Medicare Annual Enrollment Period Starts 10/15
$0 monthly premium Medicare Advantage plans may be available in your state.
Disabled people who qualify for Social Security Disability Insurance (SSDI) payments can get Medicare coverage after 24 months. You cannot sign up for disability-based Medicare unless you receive those benefits unless you have end-stage renal disease (ESRD). Once your third month on dialysis passes, kidney failure patients can then sign up for Medicare coverage. Finally, if you have Lou Gehrig’s disease, you can get Medicare coverage as soon as your first SSDI payment arrives. Only Lou Gehrig’s patients can skip the mandatory 24-month wait for Medicare that applies to all SSDI beneficiaries.
Medicare Myth #3: The Government Provides Free Medicare For People On Disability
What’s Really True: People On Social Security Disability Pay for Coverage
If you qualify for SSDI, then it’s true you can get Medicare coverage 24 months after your benefits begin. (The lone exceptions to this mandatory wait period are ALS and ESRD patients.) But just like people turning 65 years old, those on disability can only get premium-free Medicare Part A coverage. Once eligible, the Social Security Administration automatically deducts Part B premiums from monthly disability benefits prior to paying the beneficiary.
Medicare Myth #4: You Don’t Need to Enroll If You Already Have Health Insurance
What’s Really True: You May Pay A Penalty, Regardless
You don’t have to enroll in Medicare if your health plan comes from an employer with 20+ employees. That’s true whether you or your spouse’s employer provides this healthcare coverage. However, once you or your spouse stops working, you must enroll in Medicare within eight months. If you don’t enroll in Medicare Part A and Part B during this special enrollment period, it’ll cost you. After that period ends, you’ll pay higher premiums for every year you delay your enrollment. What’s more, those higher premium costs never go away – you’ll pay them for the rest of your life!
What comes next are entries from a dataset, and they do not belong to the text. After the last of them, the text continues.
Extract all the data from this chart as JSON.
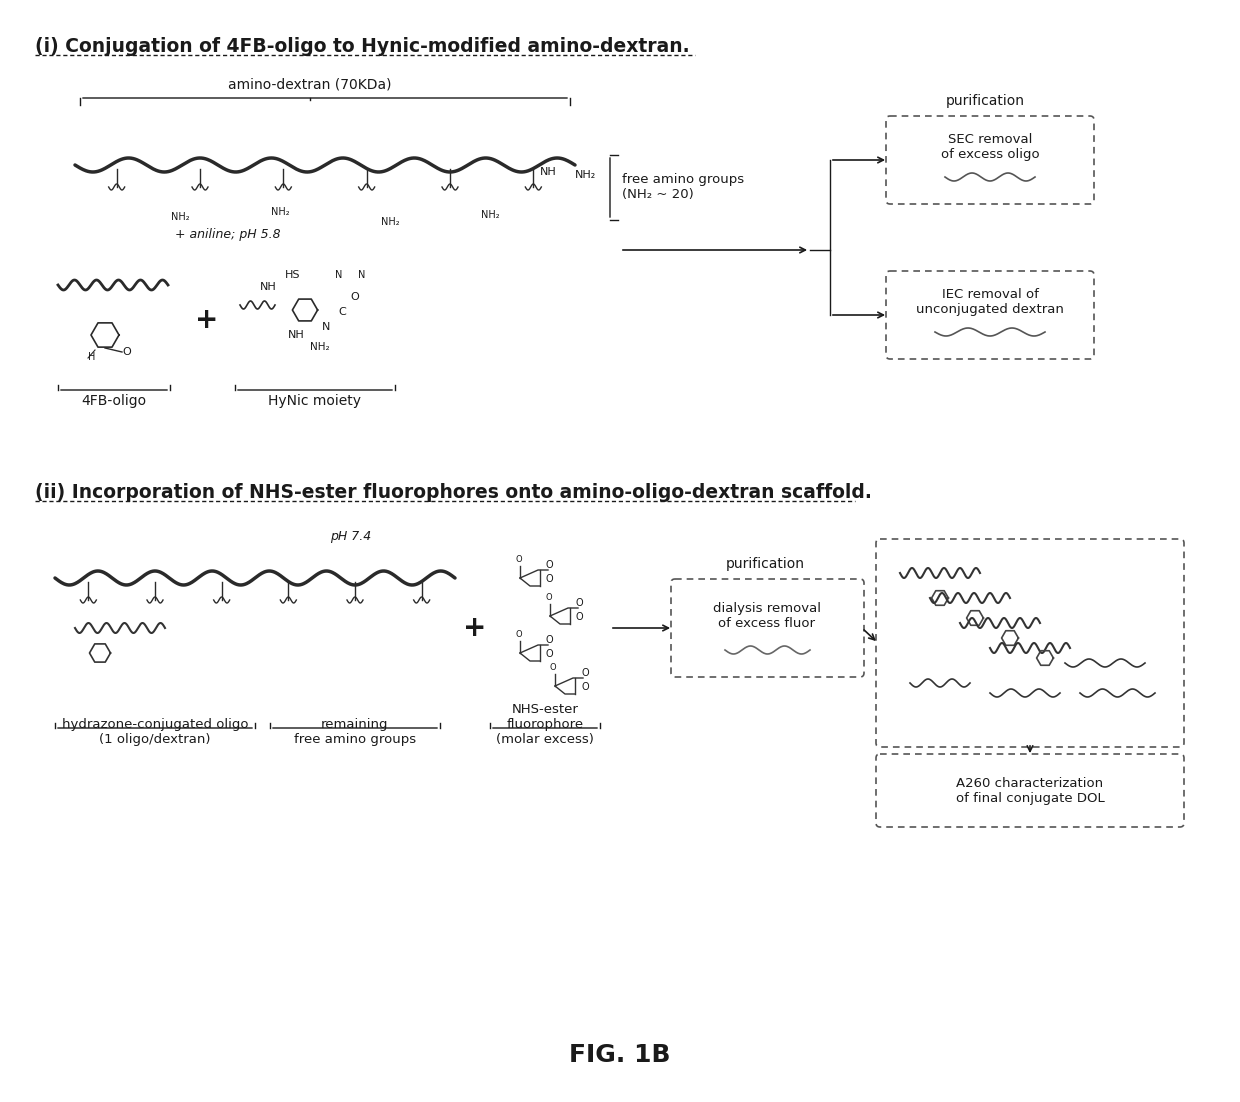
{
  "background_color": "#ffffff",
  "fig_label": "FIG. 1B",
  "section1_title": "(i) Conjugation of 4FB-oligo to Hynic-modified amino-dextran.",
  "section2_title": "(ii) Incorporation of NHS-ester fluorophores onto amino-oligo-dextran scaffold.",
  "section1_labels": {
    "amino_dextran": "amino-dextran (70KDa)",
    "plus": "+",
    "aniline": "+ aniline; pH 5.8",
    "free_amino": "free amino groups\n(NH₂ ~ 20)",
    "label1": "4FB-oligo",
    "label2": "HyNic moiety",
    "purification": "purification",
    "sec_box": "SEC removal\nof excess oligo",
    "iec_box": "IEC removal of\nunconjugated dextran"
  },
  "section2_labels": {
    "pH": "pH 7.4",
    "plus": "+",
    "purification": "purification",
    "dialysis_box": "dialysis removal\nof excess fluor",
    "label1": "hydrazone-conjugated oligo\n(1 oligo/dextran)",
    "label2": "remaining\nfree amino groups",
    "label3": "NHS-ester\nfluorophore\n(molar excess)",
    "a260_box": "A260 characterization\nof final conjugate DOL"
  },
  "box_edge_color": "#555555",
  "text_color": "#1a1a1a",
  "dashed_style": [
    4,
    3
  ]
}
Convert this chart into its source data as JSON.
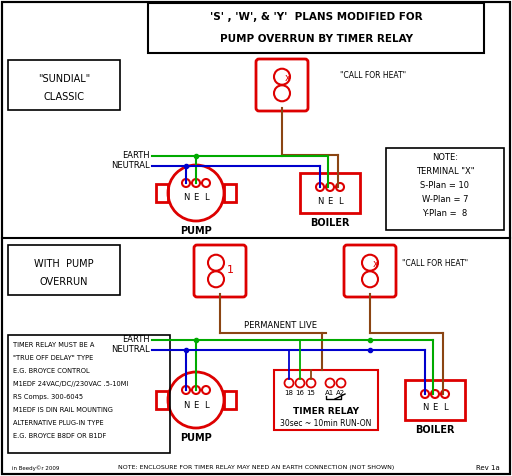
{
  "title_line1": "'S' , 'W', & 'Y'  PLANS MODIFIED FOR",
  "title_line2": "PUMP OVERRUN BY TIMER RELAY",
  "bg_color": "#ffffff",
  "border_color": "#000000",
  "red": "#dd0000",
  "green": "#00aa00",
  "blue": "#0000cc",
  "brown": "#8B4513",
  "note_text_lines": [
    "NOTE:",
    "TERMINAL \"X\"",
    "S-Plan = 10",
    "W-Plan = 7",
    "Y-Plan =  8"
  ],
  "timer_note": "NOTE: ENCLOSURE FOR TIMER RELAY MAY NEED AN EARTH CONNECTION (NOT SHOWN)",
  "footer": "Rev 1a",
  "info_lines": [
    "TIMER RELAY MUST BE A",
    "\"TRUE OFF DELAY\" TYPE",
    "E.G. BROYCE CONTROL",
    "M1EDF 24VAC/DC//230VAC .5-10MI",
    "RS Comps. 300-6045",
    "M1EDF IS DIN RAIL MOUNTING",
    "ALTERNATIVE PLUG-IN TYPE",
    "E.G. BROYCE B8DF OR B1DF"
  ]
}
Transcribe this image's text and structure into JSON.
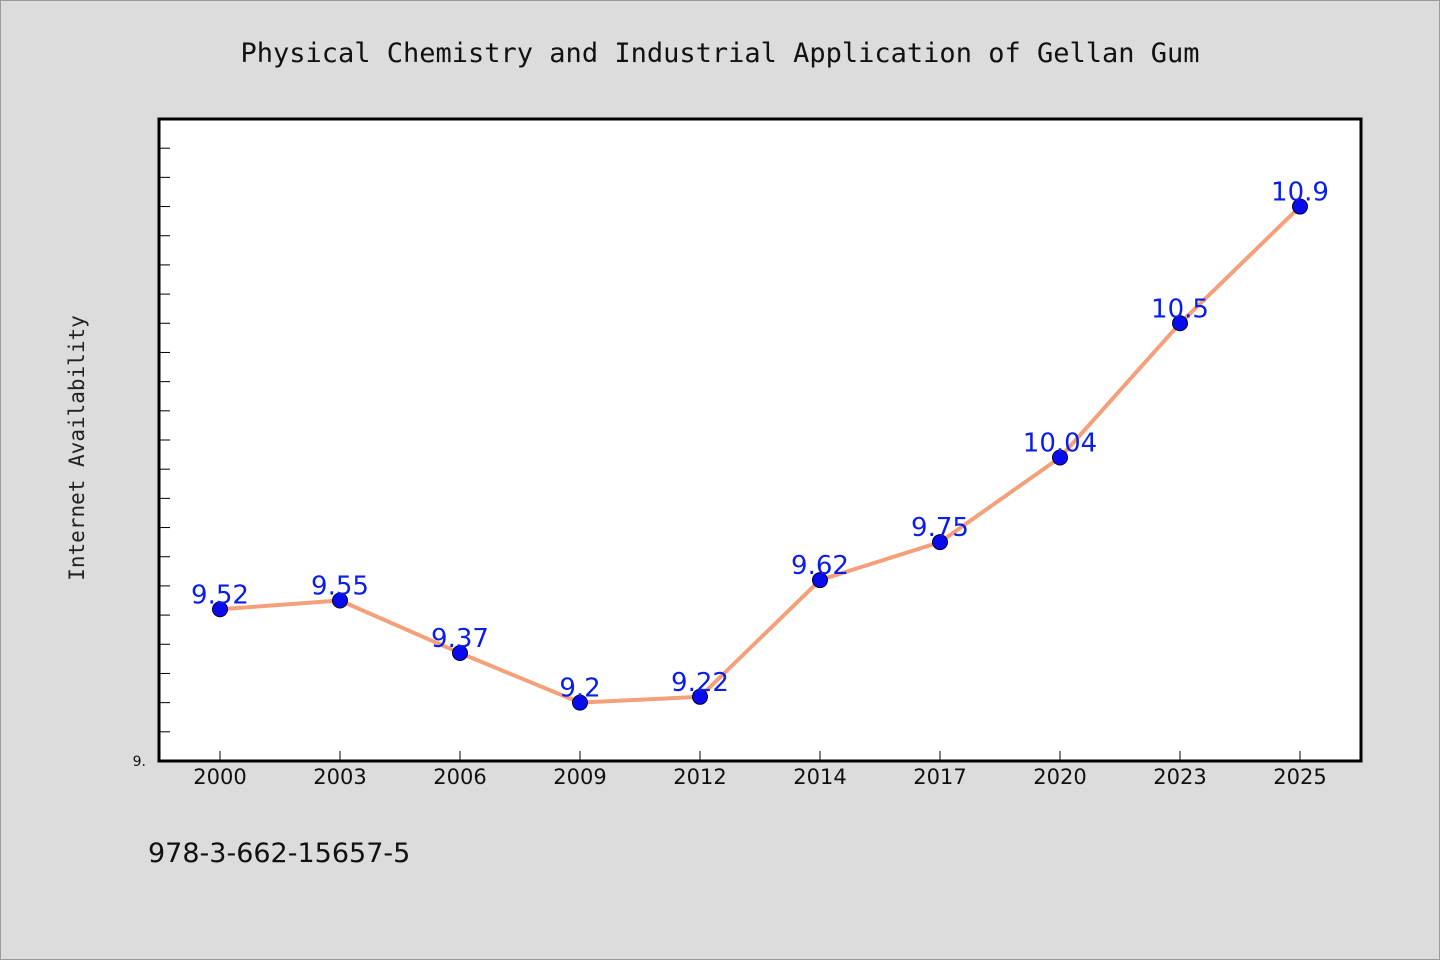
{
  "chart_data": {
    "type": "line",
    "title": "Physical Chemistry and Industrial Application of Gellan Gum",
    "xlabel": "",
    "ylabel": "Internet Availability",
    "categories": [
      "2000",
      "2003",
      "2006",
      "2009",
      "2012",
      "2014",
      "2017",
      "2020",
      "2023",
      "2025"
    ],
    "series": [
      {
        "values": [
          9.52,
          9.55,
          9.37,
          9.2,
          9.22,
          9.62,
          9.75,
          10.04,
          10.5,
          10.9
        ],
        "labels": [
          "9.52",
          "9.55",
          "9.37",
          "9.2",
          "9.22",
          "9.62",
          "9.75",
          "10.04",
          "10.5",
          "10.9"
        ]
      }
    ],
    "ylim": [
      9.0,
      11.2
    ],
    "y_tick_label": "9.",
    "grid": false,
    "line_color": "#f4a07a",
    "marker_color": "#0a0aee",
    "label_color": "#0a1ee8"
  },
  "footer": {
    "isbn": "978-3-662-15657-5"
  }
}
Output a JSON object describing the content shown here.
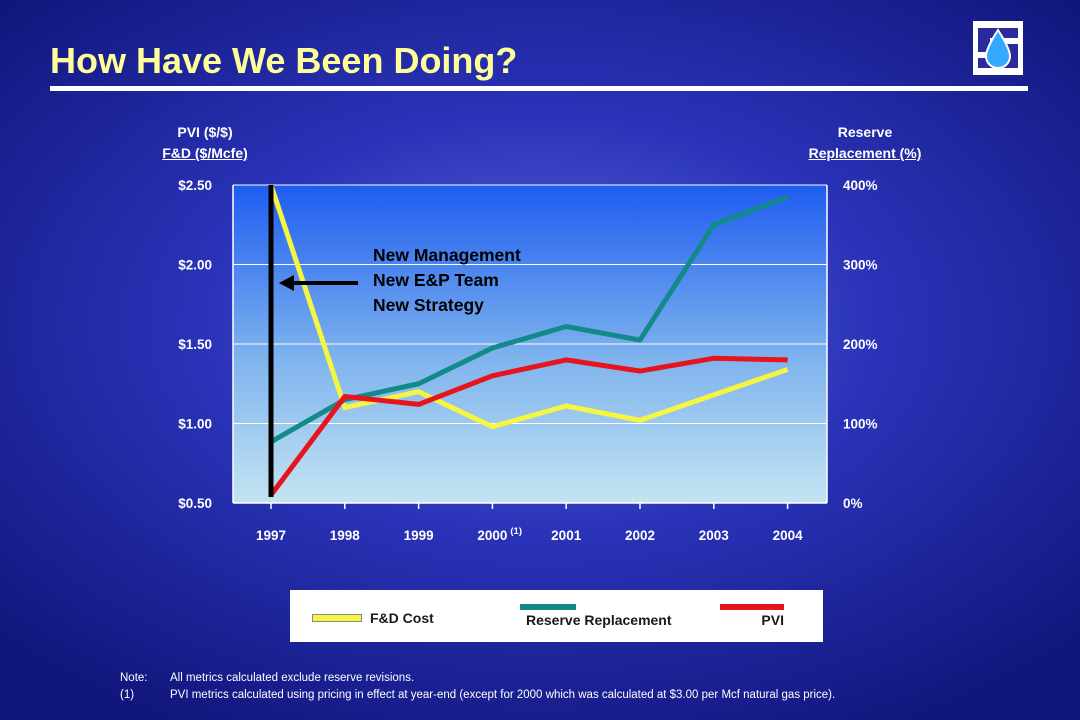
{
  "header": {
    "title": "How Have We Been Doing?"
  },
  "chart_data": {
    "type": "line",
    "x": [
      "1997",
      "1998",
      "1999",
      "2000",
      "2001",
      "2002",
      "2003",
      "2004"
    ],
    "x_superscript": {
      "2000": "(1)"
    },
    "left_axis": {
      "title_lines": [
        "PVI ($/$)",
        "F&D ($/Mcfe)"
      ],
      "ticks": [
        "$2.50",
        "$2.00",
        "$1.50",
        "$1.00",
        "$0.50"
      ],
      "ylim": [
        0.5,
        2.5
      ]
    },
    "right_axis": {
      "title_lines": [
        "Reserve",
        "Replacement  (%)"
      ],
      "ticks": [
        "400%",
        "300%",
        "200%",
        "100%",
        "0%"
      ],
      "ylim": [
        0,
        400
      ]
    },
    "series": [
      {
        "name": "F&D Cost",
        "axis": "left",
        "color": "#f5f542",
        "values": [
          2.5,
          1.1,
          1.2,
          0.98,
          1.11,
          1.02,
          1.18,
          1.34
        ]
      },
      {
        "name": "Reserve Replacement",
        "axis": "right",
        "color": "#138a8a",
        "values": [
          77,
          130,
          150,
          195,
          222,
          205,
          350,
          385
        ]
      },
      {
        "name": "PVI",
        "axis": "left",
        "color": "#e8141b",
        "values": [
          0.55,
          1.17,
          1.12,
          1.3,
          1.4,
          1.33,
          1.41,
          1.4
        ]
      }
    ],
    "annotation": {
      "lines": [
        "New Management",
        "New E&P Team",
        "New Strategy"
      ],
      "marker_year": "1997"
    },
    "grid": "horizontal",
    "legend_position": "bottom"
  },
  "notes": [
    {
      "label": "Note:",
      "text": "All metrics calculated exclude reserve revisions."
    },
    {
      "label": "(1)",
      "text": "PVI metrics calculated using pricing in effect at year-end (except for 2000 which was calculated at $3.00 per Mcf natural gas price)."
    }
  ],
  "colors": {
    "title": "#ffff99",
    "plot_top": "#1e5cf0",
    "plot_bottom": "#c4e4f2"
  }
}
Medicare Myth #5: You Can’t Change Your Coverage After You Enroll
What’s Really True: You Can Switch Plans During Your Annual Medicare Open Enrollment Period
There are many supplement plans (usually referred to as “Medigap plans”) to choose from besides Part A and Part B. While those two plans comprise Original Medicare, they don’t include things like:
- Prescription drug coverage
- Medical insurance while you’re traveling abroad
- Long-term residential care (nursing home fees)
Every year, you can review your policy coverage and make changes based on your current health and lifestyle needs. However, you must make those changes during Medicare Open Enrollment, which happens every year from October 15 to December 7.